SW: How do you think about security?
CB: We put together a plan that is focused more on business continuity. I mean, obviously, we have all sorts of things set up to defend ourselves and many tools. But we put a lot of effort into making sure we can get up and running again quickly if something happens.
SW: What keeps you up at night?
CB: I want to be best in class. So our new point of sale system — we want to be better than anybody else. I’m competing with the companies that are at number one, two, three and four, not with number 25.
SW: How are you leveraging artificial intelligence?

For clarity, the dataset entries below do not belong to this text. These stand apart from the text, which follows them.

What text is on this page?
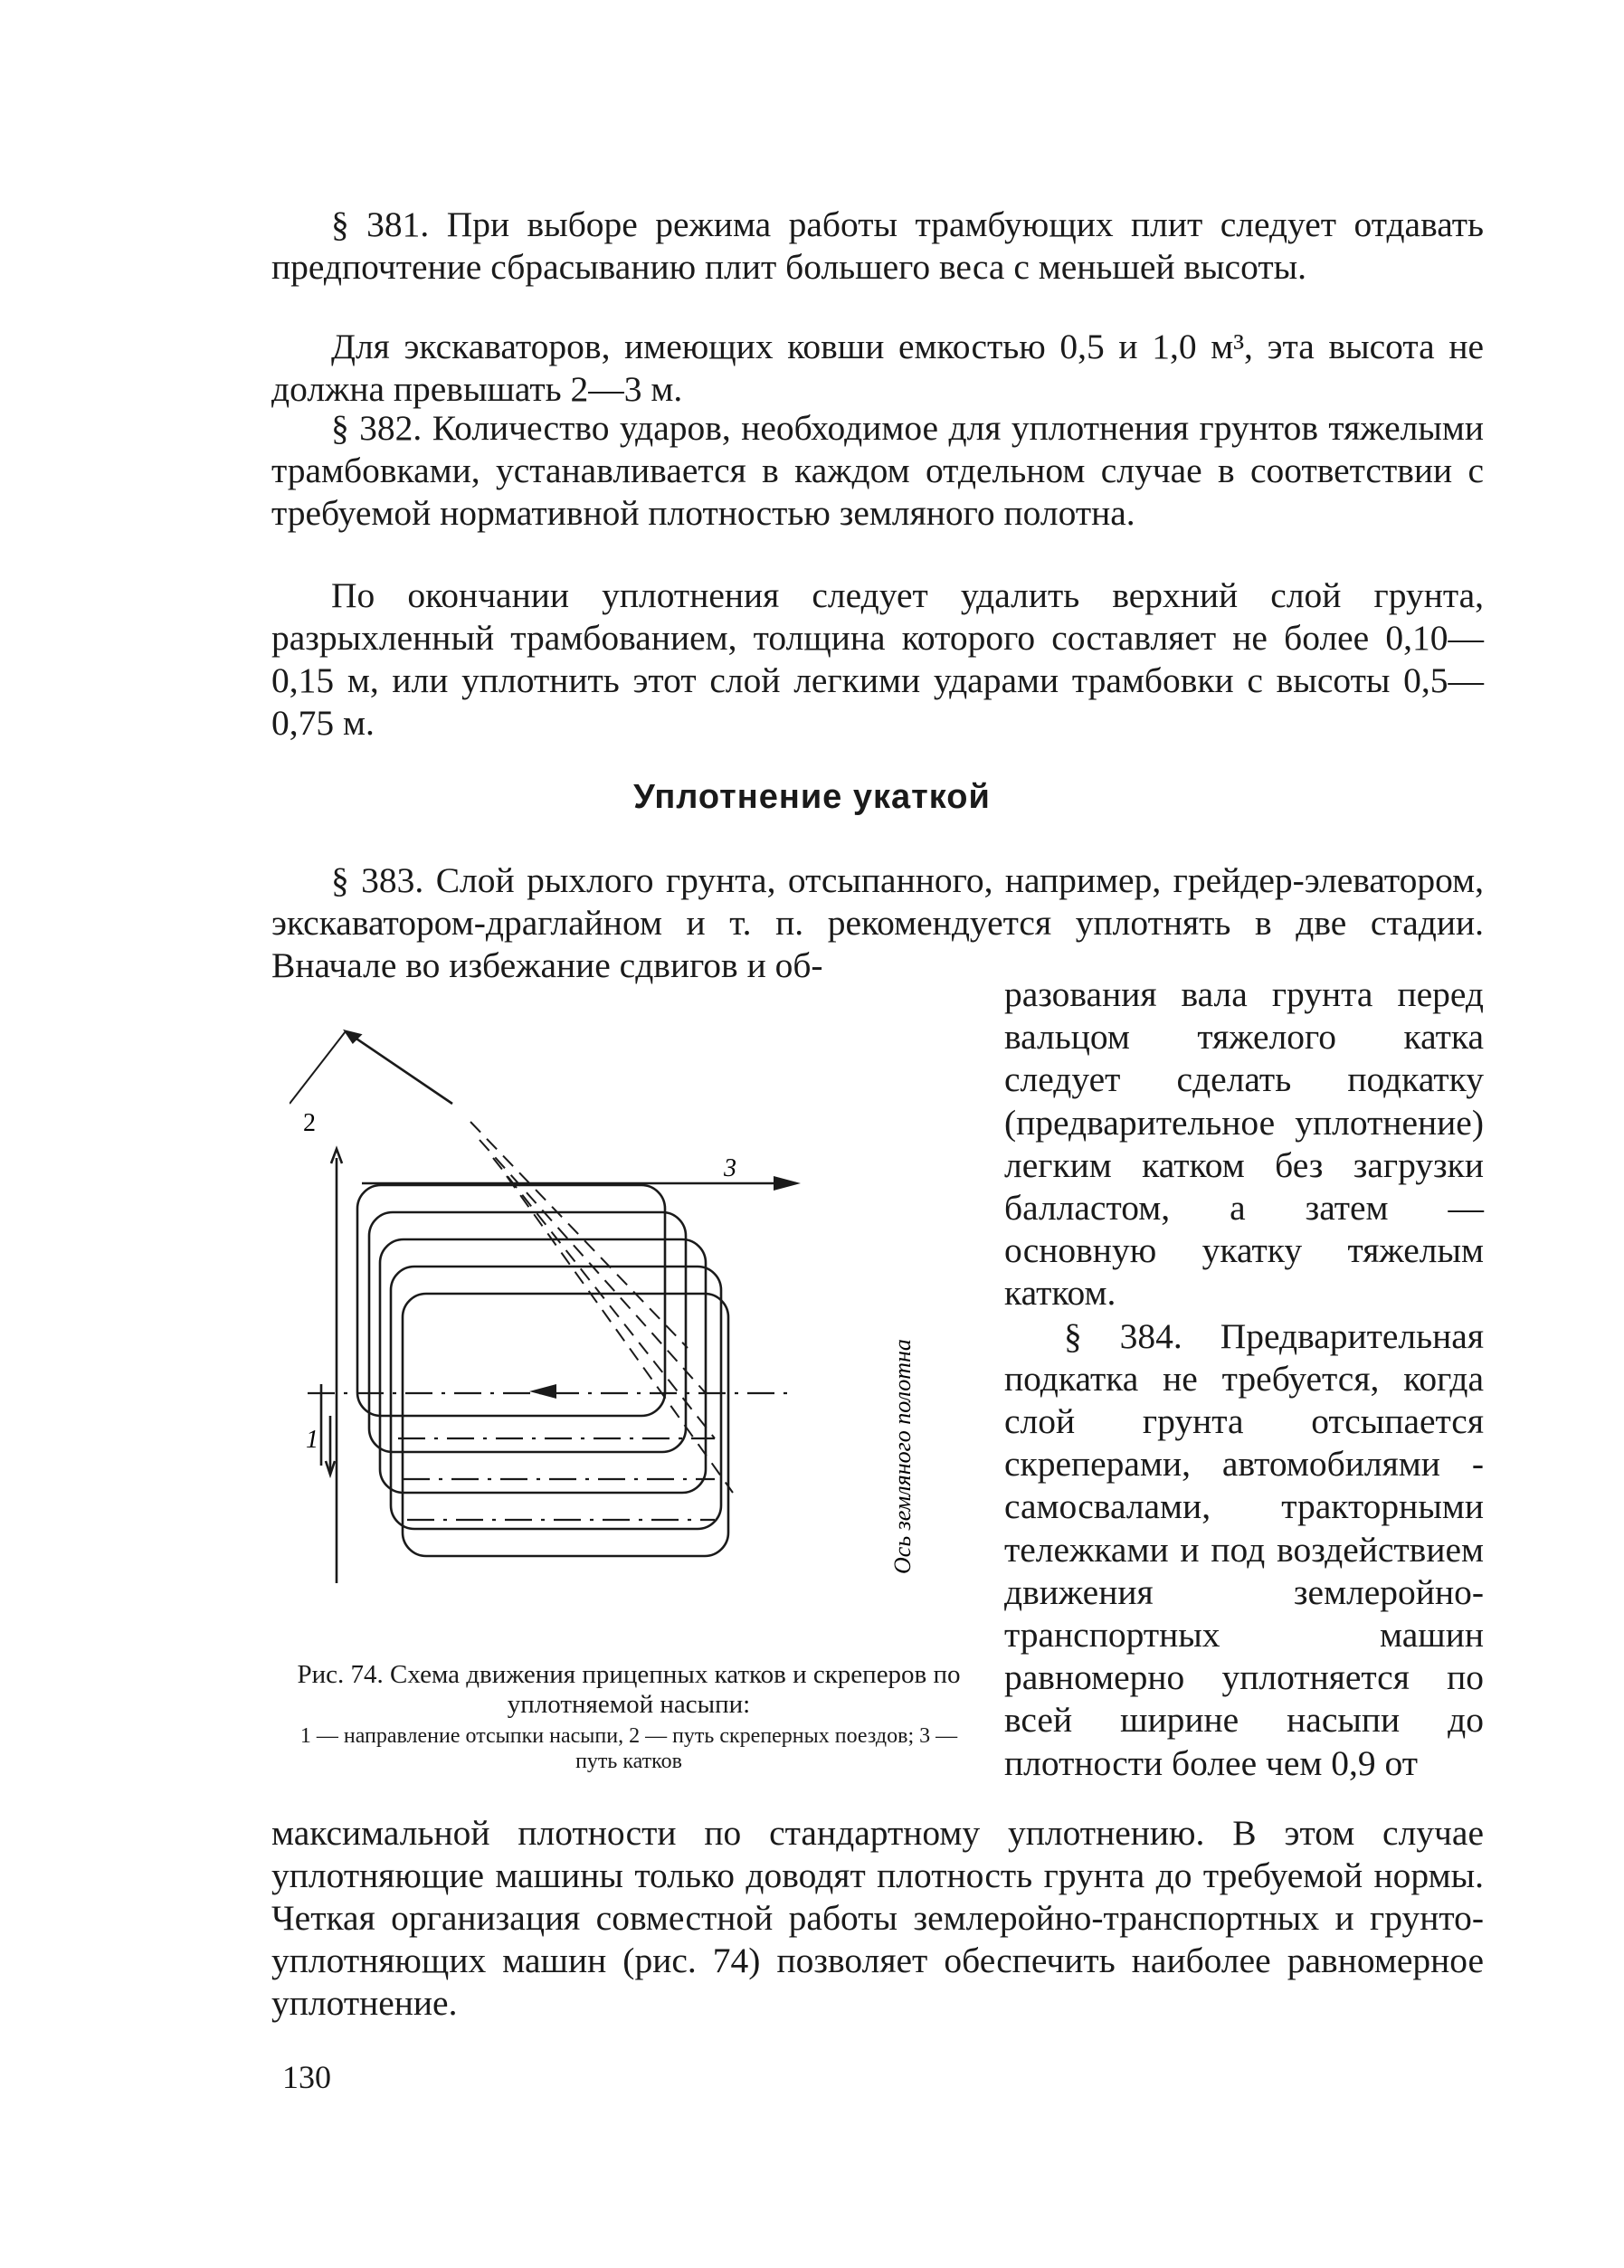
§ 381. При выборе режима работы трамбующих плит следует отдавать предпочтение сбрасыванию плит большего веса с меньшей высоты.

Для экскаваторов, имеющих ковши емкостью 0,5 и 1,0 м³, эта высота не должна превышать 2—3 м.

§ 382. Количество ударов, необходимое для уплотнения грунтов тяжелыми трамбовками, устанавливается в каждом отдельном случае в соответствии с требуемой нормативной плотностью земляного полотна.

По окончании уплотнения следует удалить верхний слой грунта, разрыхленный трамбованием, толщина которого составляет не более 0,10—0,15 м, или уплотнить этот слой легкими ударами трамбовки с высоты 0,5—0,75 м.

Уплотнение укаткой

§ 383. Слой рыхлого грунта, отсыпанного, например, грейдер-элеватором, экскаватором-драглайном и т. п. рекомендуется уплотнять в две стадии. Вначале во избежание сдвигов и об-

разования вала грунта перед вальцом тяжелого катка следует сделать подкатку (предварительное уплотнение) легким катком без загрузки балластом, а затем — основную укатку тяжелым катком.

§ 384. Предварительная подкатка не требуется, когда слой грунта отсыпается скреперами, автомобилями - самосвалами, тракторными тележками и под воздействием движения землеройно-транспортных машин равномерно уплотняется по всей ширине насыпи до плотности более чем 0,9 от

2
1
3
Ось земляного полотна
Рис. 74. Схема движения прицепных катков и скреперов по уплотняемой насыпи:
1 — направление отсыпки насыпи, 2 — путь скреперных поездов; 3 — путь катков

максимальной плотности по стандартному уплотнению. В этом случае уплотняющие машины только доводят плотность грунта до требуемой нормы. Четкая организация совместной работы землеройно-транспортных и грунто-уплотняющих машин (рис. 74) позволяет обеспечить наиболее равномерное уплотнение.

130
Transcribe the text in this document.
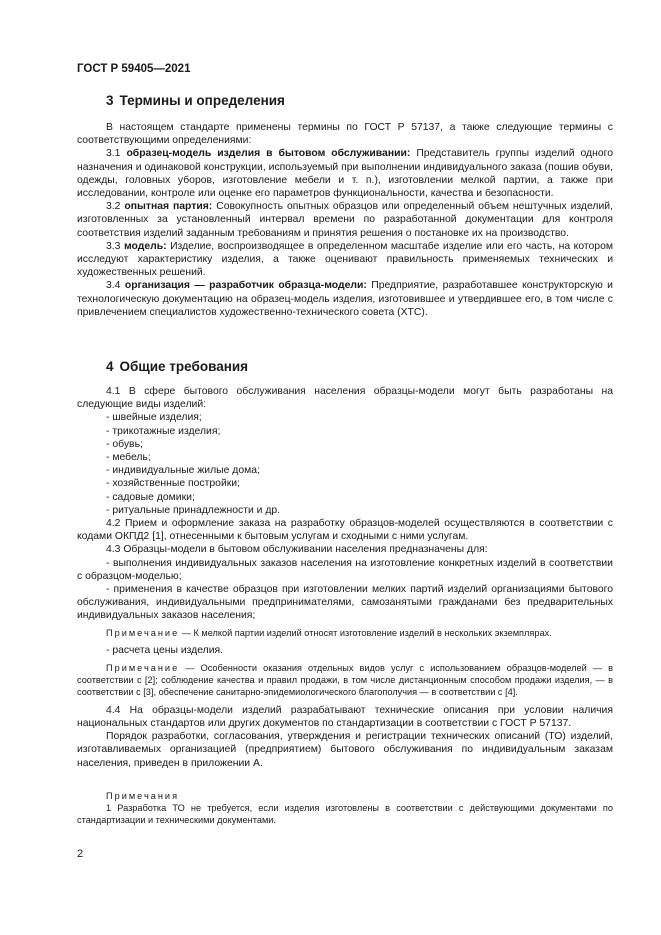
ГОСТ Р 59405—2021
3 Термины и определения

В настоящем стандарте применены термины по ГОСТ Р 57137, а также следующие термины с соответствующими определениями:

3.1 образец-модель изделия в бытовом обслуживании: Представитель группы изделий одного назначения и одинаковой конструкции, используемый при выполнении индивидуального заказа (пошив обуви, одежды, головных уборов, изготовление мебели и т. п.), изготовлении мелкой партии, а также при исследовании, контроле или оценке его параметров функциональности, качества и безопасности.

3.2 опытная партия: Совокупность опытных образцов или определенный объем нештучных изделий, изготовленных за установленный интервал времени по разработанной документации для контроля соответствия изделий заданным требованиям и принятия решения о постановке их на производство.

3.3 модель: Изделие, воспроизводящее в определенном масштабе изделие или его часть, на котором исследуют характеристику изделия, а также оценивают правильность применяемых технических и художественных решений.

3.4 организация — разработчик образца-модели: Предприятие, разработавшее конструкторскую и технологическую документацию на образец-модель изделия, изготовившее и утвердившее его, в том числе с привлечением специалистов художественно-технического совета (ХТС).

4 Общие требования

4.1 В сфере бытового обслуживания населения образцы-модели могут быть разработаны на следующие виды изделий:

- швейные изделия;

- трикотажные изделия;

- обувь;

- мебель;

- индивидуальные жилые дома;

- хозяйственные постройки;

- садовые домики;

- ритуальные принадлежности и др.

4.2 Прием и оформление заказа на разработку образцов-моделей осуществляются в соответствии с кодами ОКПД2 [1], отнесенными к бытовым услугам и сходными с ними услугам.

4.3 Образцы-модели в бытовом обслуживании населения предназначены для:

- выполнения индивидуальных заказов населения на изготовление конкретных изделий в соответствии с образцом-моделью;

- применения в качестве образцов при изготовлении мелких партий изделий организациями бытового обслуживания, индивидуальными предпринимателями, самозанятыми гражданами без предварительных индивидуальных заказов населения;

Примечание — К мелкой партии изделий относят изготовление изделий в нескольких экземплярах.

- расчета цены изделия.

Примечание — Особенности оказания отдельных видов услуг с использованием образцов-моделей — в соответствии с [2]; соблюдение качества и правил продажи, в том числе дистанционным способом продажи изделия, — в соответствии с [3], обеспечение санитарно-эпидемиологического благополучия — в соответствии с [4].

4.4 На образцы-модели изделий разрабатывают технические описания при условии наличия национальных стандартов или других документов по стандартизации в соответствии с ГОСТ Р 57137.

Порядок разработки, согласования, утверждения и регистрации технических описаний (ТО) изделий, изготавливаемых организацией (предприятием) бытового обслуживания по индивидуальным заказам населения, приведен в приложении А.

Примечания

1 Разработка ТО не требуется, если изделия изготовлены в соответствии с действующими документами по стандартизации и техническими документами.

2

CB: We’ve been talking about AI for a while, but in April of 2023 I formalized a two-year plan that consists of a three-pronged approach. So the first is certainly the GPT side — LLM solutions. The second area was: how do we build a system for the loan originators? So our loan app has [Microsoft] Copilot features. And the third prong was: how do you introduce AI in the manufacturing process?
We were invited by AWS [Amazon Web Services] to attend their event and present on AI for lending. We have our own GPT that links to all our data, and is proprietary, that privately and securely can hit the internet — not because you got an account, but I’m going directly through private, single sign-on from within my enterprise. But I also have allowed our company to have GPTs with specific company content, so we can have our own non-QM GPT and a GPT that goes into our HR and I can ask those GPTs a question. So I’m giving our users proprietary, private GPT capability inside my enterprise on our SharePoint, to ask questions of our own code.
And we took that idea to the next level, where not only can you safely ask questions on our own content, but we can also query and do data mining at the same time. So I can ask a question: Show me all the loans that I closed six months ago above 6%, and I get my list. And then on that list, I can say oh, for this person, write an email to this borrower based on this data. That’s been in production since November and people are using it. I have on average 350 daily hits internally of our users hitting our GPT.
SW: What’s left on your two-year roadmap for AI?
CB: We are just releasing a new version of our online loan application that has Copilot features for our loan officers, where it’s not making decisions for the loan officer, but it’s assessing the app as it’s coming in in real time, and giving them critical information where they can move the loan approvals faster. And then we’re working on introducing AI-enabled OCR so we can real-time compare documents using AI to catch things.
SW: What part of these new AI capabilities is exciting to you?
CB: The GPT. The ability for me to write a query right and ask it to give me my loans and then write an email. Or to ask for files and a status update — it pulls my data out of that file and it writes an email to the borrower or to the referring Realtor about the status. I’ve just saved 15 minutes. And our people are doing that right now.
But I think where it’s exciting is for the loan officer. You are coming up with this content securely — you’re not posting anything to the internet. And this is not customer-facing. But if I can make my people 50% or 60% or 70% more productive, that’s the pick-up for me. And I can do all this on my phone — I don’t have to be on my computer
I’m a true believer that the winners of this world are the people who embrace these technologies. And we’re looking to make this available to other lenders, because our friends in the industry are asking for it, so we’re looking at that too.